Hak bildiği doğruları şartlar ne olursa olsun söylemekten çekinmez idi. Hocası Ermenekli Saffet Efendi’nin kelam noktasındaki kabiliyeti Bayram Hoca’da aynen hissedilir idi. Biz onun Millî Görüş’e hizmet noktasında nice fedakârlıklar yapıp bedeller ödediğini Niğde’nin eşrafından defalarca dinledik.

Tebliğ, davet, cihat ve İslam devleti gibi konularda çokça konuşur idi.

Halifelik ve hilafetle alakalı sohbetleri meşhurdur. Hatta Cemalettin Kaplan'a halifelikle alakalı üç saatlik hazırladığı reddiye sohbeti meşhurdur.

Bayram Hoca’nın sohbetlere böyle devam ederken; bir gün, sohbet akabinde Niğde’nin Koyunlu kasabasına özel bir medrese açılacağını müjdeledi. Benim üniversite ikinci sınıf bitmişti. Ama medreseye lise 1 ve üniversite 1 öğrencisi alınıp üst sınıflardan ve ara sınıflardan öğrenci alınmayacağını söyleyince çok üzüldüm.

Neyse ki medresenin müfredatı belli olup kitaplar gelince, hocamla özel görüşüp bu kitapların bir kısmını okuduğumu söyleyince çok memnun oldu ve benim kendisine yardımcı olacağımı düşünerek bizi de medreseye dahil etti.

Hatta son görüşmemizde bana, “Eğer seni o gün medreseye almamış olsaydım, hayatımın en büyük hatasını yapmış olacaktım” demişti.

Ve medresede ilk gün...

Temelini Erbakan Hoca’nın attığı ve açılışını Erbakan Hoca’nın yaptığı Osman Nuri Önügören’in imar ettiği Koyunlu kasabasında FATİH CAMİİ.

Osman Nuri Önügören Bey, Erbakan Hoca’ya bu Fatih Camii’ni yapmaları halinde açılışın yapması teklif edince, Erbakan Hoca der ki; “Caminin altına İslami ilimler eğitim merkezi yaparsanız; temelini atmaya da, açılışını yapmaya da gelirim” der. Gerçekten de öyle olur.

Fatih Camii altında hazırlanan medrese, ilk öğrencileri sınıfta hazır ve hocalarını bekliyor; çoğunluğu imam hatip lisesinden olmak üzere üniversiteden birkaç talebe, toplam 40 kişi.

Bayram Binici Hocaefendi sınıfa girdi ve yapılan bu çalışmanın ne kadar kıymetli olduğunu anlattı. Bizleri motive etti.

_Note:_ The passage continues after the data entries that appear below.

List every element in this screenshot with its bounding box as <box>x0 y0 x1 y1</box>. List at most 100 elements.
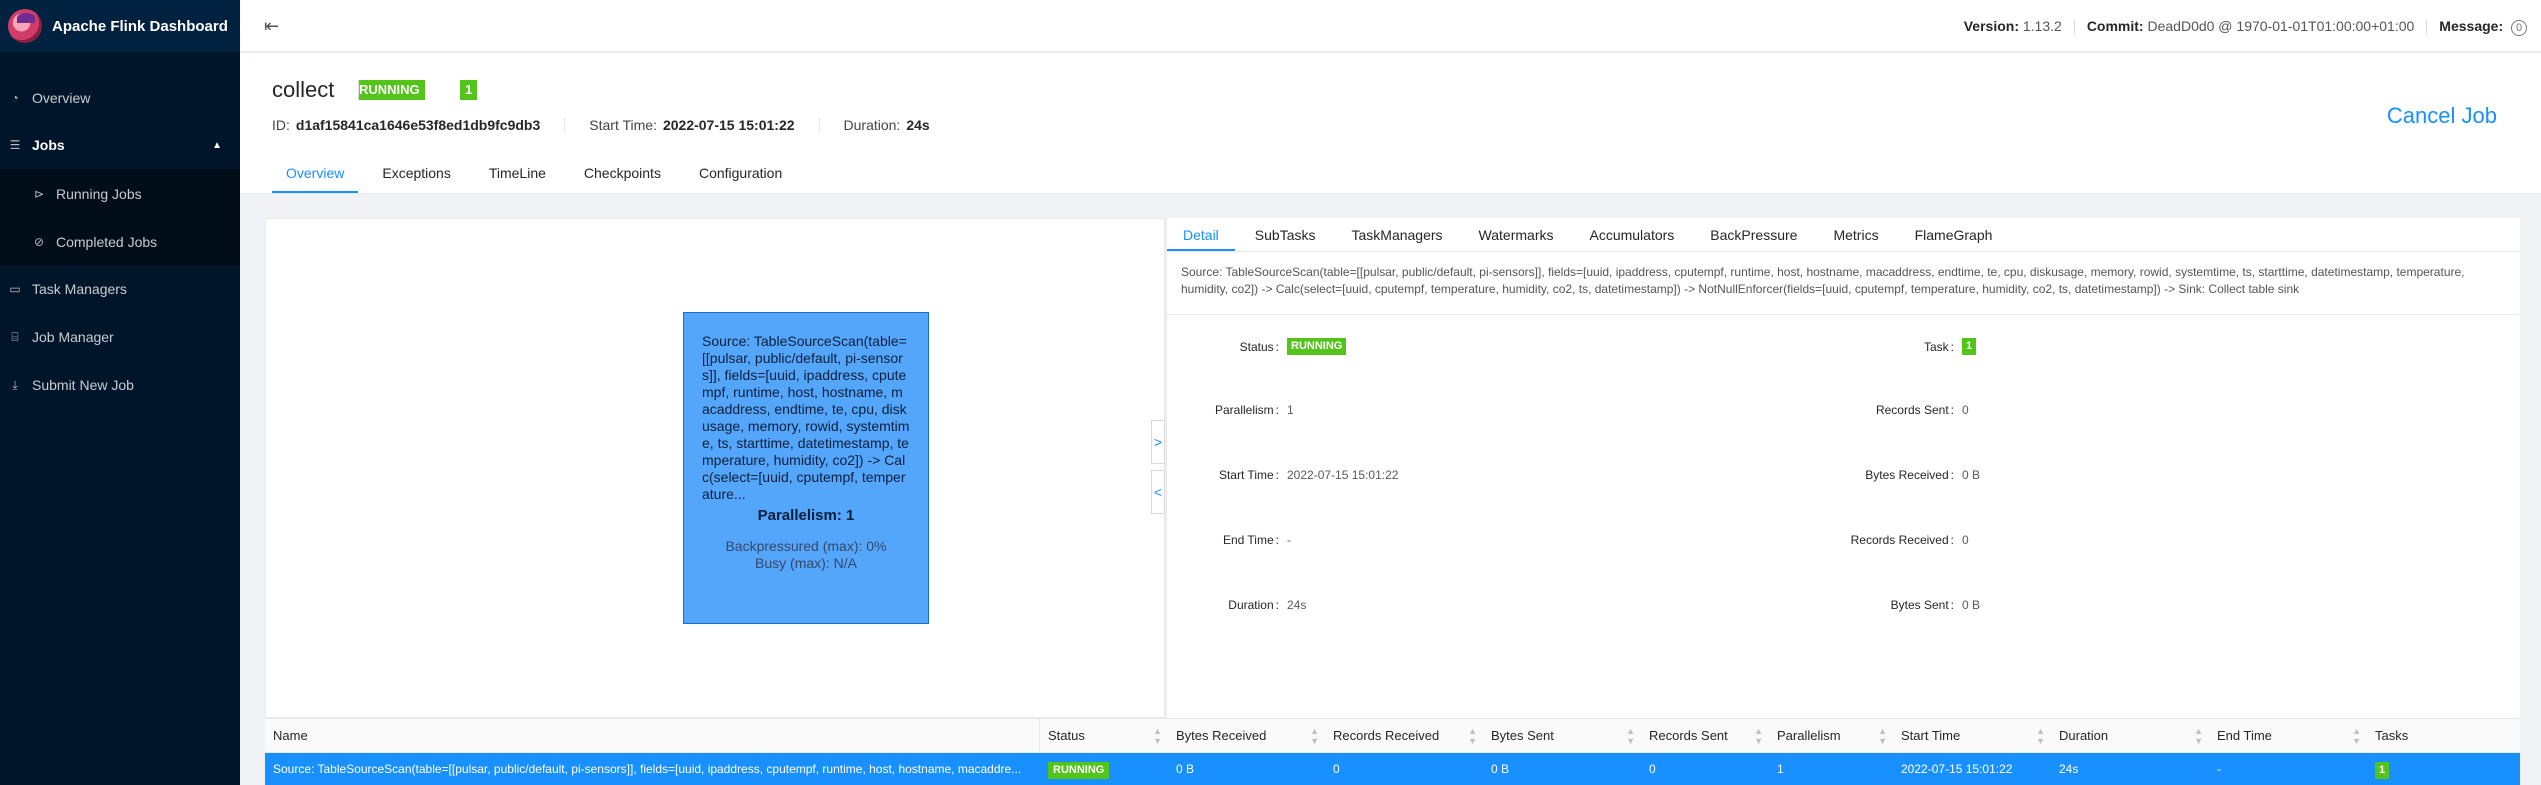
column-end-time[interactable]: End Time ▲ ▼ <box>2209 719 2367 753</box>
sidebar-item-overview[interactable]: ◔ Overview <box>0 78 240 118</box>
sidebar-item-label: Running Jobs <box>56 186 142 202</box>
tab-flamegraph[interactable]: FlameGraph <box>1899 218 2009 251</box>
job-info: ID: d1af15841ca1646e53f8ed1db9fc9db3 Star… <box>272 117 978 133</box>
collapse-left-button[interactable]: < <box>1151 470 1165 514</box>
sort-icon: ▲ ▼ <box>2352 726 2361 746</box>
sidebar-item-label: Task Managers <box>32 281 127 297</box>
chevron-left-icon: < <box>1153 484 1163 500</box>
records-received-value: 0 <box>1962 533 1969 547</box>
cell-end-time: - <box>2217 762 2221 776</box>
info-icon[interactable]: 0 <box>2511 20 2527 36</box>
upload-icon: ⤓ <box>12 377 18 392</box>
sidebar-item-label: Overview <box>32 90 91 106</box>
column-parallelism[interactable]: Parallelism ▲ ▼ <box>1769 719 1893 753</box>
app-title: Apache Flink Dashboard <box>52 17 228 35</box>
bytes-sent-label: Bytes Sent <box>1842 598 1962 612</box>
column-bytes-sent[interactable]: Bytes Sent ▲ ▼ <box>1483 719 1641 753</box>
sort-icon: ▲ ▼ <box>1626 726 1635 746</box>
bytes-received-value: 0 B <box>1962 468 1981 482</box>
sidebar-item-running-jobs[interactable]: ⊳ Running Jobs <box>0 174 240 214</box>
tab-backpressure[interactable]: BackPressure <box>1694 218 1813 251</box>
cell-records-received: 0 <box>1333 762 1340 776</box>
sidebar-item-completed-jobs[interactable]: ⊘ Completed Jobs <box>0 222 240 262</box>
tab-watermarks[interactable]: Watermarks <box>1463 218 1570 251</box>
divider <box>2426 20 2428 34</box>
tab-subtasks[interactable]: SubTasks <box>1239 218 1332 251</box>
column-label: Start Time <box>1901 728 1961 743</box>
cancel-job-button[interactable]: Cancel Job <box>2387 103 2497 129</box>
id-label: ID: <box>272 117 290 133</box>
sidebar-item-job-manager[interactable]: ⌸ Job Manager <box>0 317 240 357</box>
tab-configuration[interactable]: Configuration <box>685 153 796 193</box>
dashboard-icon: ◔ <box>11 91 19 105</box>
cell-parallelism: 1 <box>1777 762 1784 776</box>
column-start-time[interactable]: Start Time ▲ ▼ <box>1893 719 2051 753</box>
menu-fold-icon[interactable]: ⇤ <box>264 16 279 37</box>
records-received-label: Records Received <box>1842 533 1962 547</box>
sort-icon: ▲ ▼ <box>1754 726 1763 746</box>
duration-value: 24s <box>906 117 930 133</box>
status-label: Status <box>1167 340 1287 354</box>
tab-detail[interactable]: Detail <box>1167 218 1235 251</box>
sidebar-item-label: Completed Jobs <box>56 234 158 250</box>
column-records-sent[interactable]: Records Sent ▲ ▼ <box>1641 719 1769 753</box>
detail-bytes-received: Bytes Received 0 B <box>1842 468 1980 482</box>
column-name[interactable]: Name <box>265 719 1040 753</box>
duration-label: Duration <box>1167 598 1287 612</box>
table-header: Name Status ▲ ▼ Bytes Received ▲ ▼ Records R… <box>265 719 2520 753</box>
column-records-received[interactable]: Records Received ▲ ▼ <box>1325 719 1483 753</box>
parallelism-value: 1 <box>1287 403 1294 417</box>
column-duration[interactable]: Duration ▲ ▼ <box>2051 719 2209 753</box>
divider <box>1167 314 2521 315</box>
column-label: Status <box>1048 728 1085 743</box>
detail-records-received: Records Received 0 <box>1842 533 1969 547</box>
table-row[interactable]: Source: TableSourceScan(table=[[pulsar, … <box>265 753 2520 785</box>
job-graph[interactable]: Source: TableSourceScan(table=[[pulsar, … <box>265 218 1165 718</box>
expand-right-button[interactable]: > <box>1151 420 1165 464</box>
node-detail-panel: Detail SubTasks TaskManagers Watermarks … <box>1166 218 2521 718</box>
cell-name: Source: TableSourceScan(table=[[pulsar, … <box>273 762 1022 776</box>
sort-icon: ▲ ▼ <box>1878 726 1887 746</box>
sort-icon: ▲ ▼ <box>1468 726 1477 746</box>
tab-taskmanagers[interactable]: TaskManagers <box>1336 218 1459 251</box>
status-badge: RUNNING <box>1048 762 1110 779</box>
sidebar: Apache Flink Dashboard ◔ Overview ☰ Jobs… <box>0 0 240 785</box>
duration-label: Duration: <box>843 117 901 133</box>
column-status[interactable]: Status ▲ ▼ <box>1040 719 1168 753</box>
column-label: Duration <box>2059 728 2109 743</box>
sidebar-item-task-managers[interactable]: ▭ Task Managers <box>0 269 240 309</box>
cell-start-time: 2022-07-15 15:01:22 <box>1901 762 2013 776</box>
column-bytes-received[interactable]: Bytes Received ▲ ▼ <box>1168 719 1325 753</box>
tab-checkpoints[interactable]: Checkpoints <box>570 153 675 193</box>
cluster-icon: ⌸ <box>11 329 19 344</box>
job-header: collect RUNNING 1 ID: d1af15841ca1646e53f… <box>240 53 2541 194</box>
sort-icon: ▲ ▼ <box>1153 726 1162 746</box>
column-tasks[interactable]: Tasks <box>2367 719 2520 753</box>
sidebar-item-submit-new-job[interactable]: ⤓ Submit New Job <box>0 365 240 405</box>
flink-logo-icon <box>8 9 42 43</box>
brand[interactable]: Apache Flink Dashboard <box>0 0 240 52</box>
start-time-label: Start Time: <box>589 117 657 133</box>
tab-overview[interactable]: Overview <box>272 153 359 193</box>
play-circle-icon: ⊳ <box>33 187 45 201</box>
detail-start-time: Start Time 2022-07-15 15:01:22 <box>1167 468 1398 482</box>
tab-accumulators[interactable]: Accumulators <box>1573 218 1690 251</box>
commit-label: Commit: <box>2086 18 2144 34</box>
tab-timeline[interactable]: TimeLine <box>475 153 560 193</box>
column-label: Records Sent <box>1649 728 1728 743</box>
sidebar-item-jobs[interactable]: ☰ Jobs ▲ <box>0 125 240 165</box>
message-label: Message: <box>2439 18 2504 34</box>
list-icon: ☰ <box>9 138 21 152</box>
chevron-right-icon: > <box>1153 434 1163 450</box>
version-label: Version: <box>1963 18 2019 34</box>
detail-status: Status RUNNING <box>1167 338 1347 355</box>
graph-node[interactable]: Source: TableSourceScan(table=[[pulsar, … <box>683 312 929 624</box>
detail-bytes-sent: Bytes Sent 0 B <box>1842 598 1980 612</box>
status-badge: RUNNING <box>1287 338 1347 355</box>
tab-metrics[interactable]: Metrics <box>1817 218 1894 251</box>
job-id: d1af15841ca1646e53f8ed1db9fc9db3 <box>295 117 541 133</box>
server-icon: ▭ <box>9 282 21 296</box>
detail-records-sent: Records Sent 0 <box>1842 403 1969 417</box>
tab-exceptions[interactable]: Exceptions <box>368 153 464 193</box>
cell-bytes-received: 0 B <box>1176 762 1195 776</box>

Bayram Hocanın Medrese Eğitimi serüveni:

Bayram Binici Hocam ilkokulu bitirince medrese eğitimi için İstanbul'a gider ve orada Ermenekli Saffet Efendi’ye talebe olur. Bir caminin pencere önünde yatıp her gün 45 dakika yürüyerek derse gidecektir. Birkaç gün sonra bir hoca camiye gelir ve “Burada hafızlık dışında başka eğitim alan öğrenci var mı?” diye sorunca Bayram Hocam “Evet, ben Saffet Efendi’den Arapça okuyorum” deyince. Burada sadece hafızlık öğrencileri kalacak gerekçesiyle camiden ayrılması gerektiğini söyler. Birkaç defa camiden çıkmasında hoca ısrar edince; mahzun bir şekilde Kur'an’ı alır okumaya başlar. Bir cüz okur ve uyur. Sabah uyanınca okuduğu sayfaların ezberinde olduğunu fark eder. Her gün bu şekilde devam eder. Gündüz Saffet Efendi’den Arapça okur, gece Kur'an ezberi. Bazen o hoca gelir; sen hâlâ gitmedin mi?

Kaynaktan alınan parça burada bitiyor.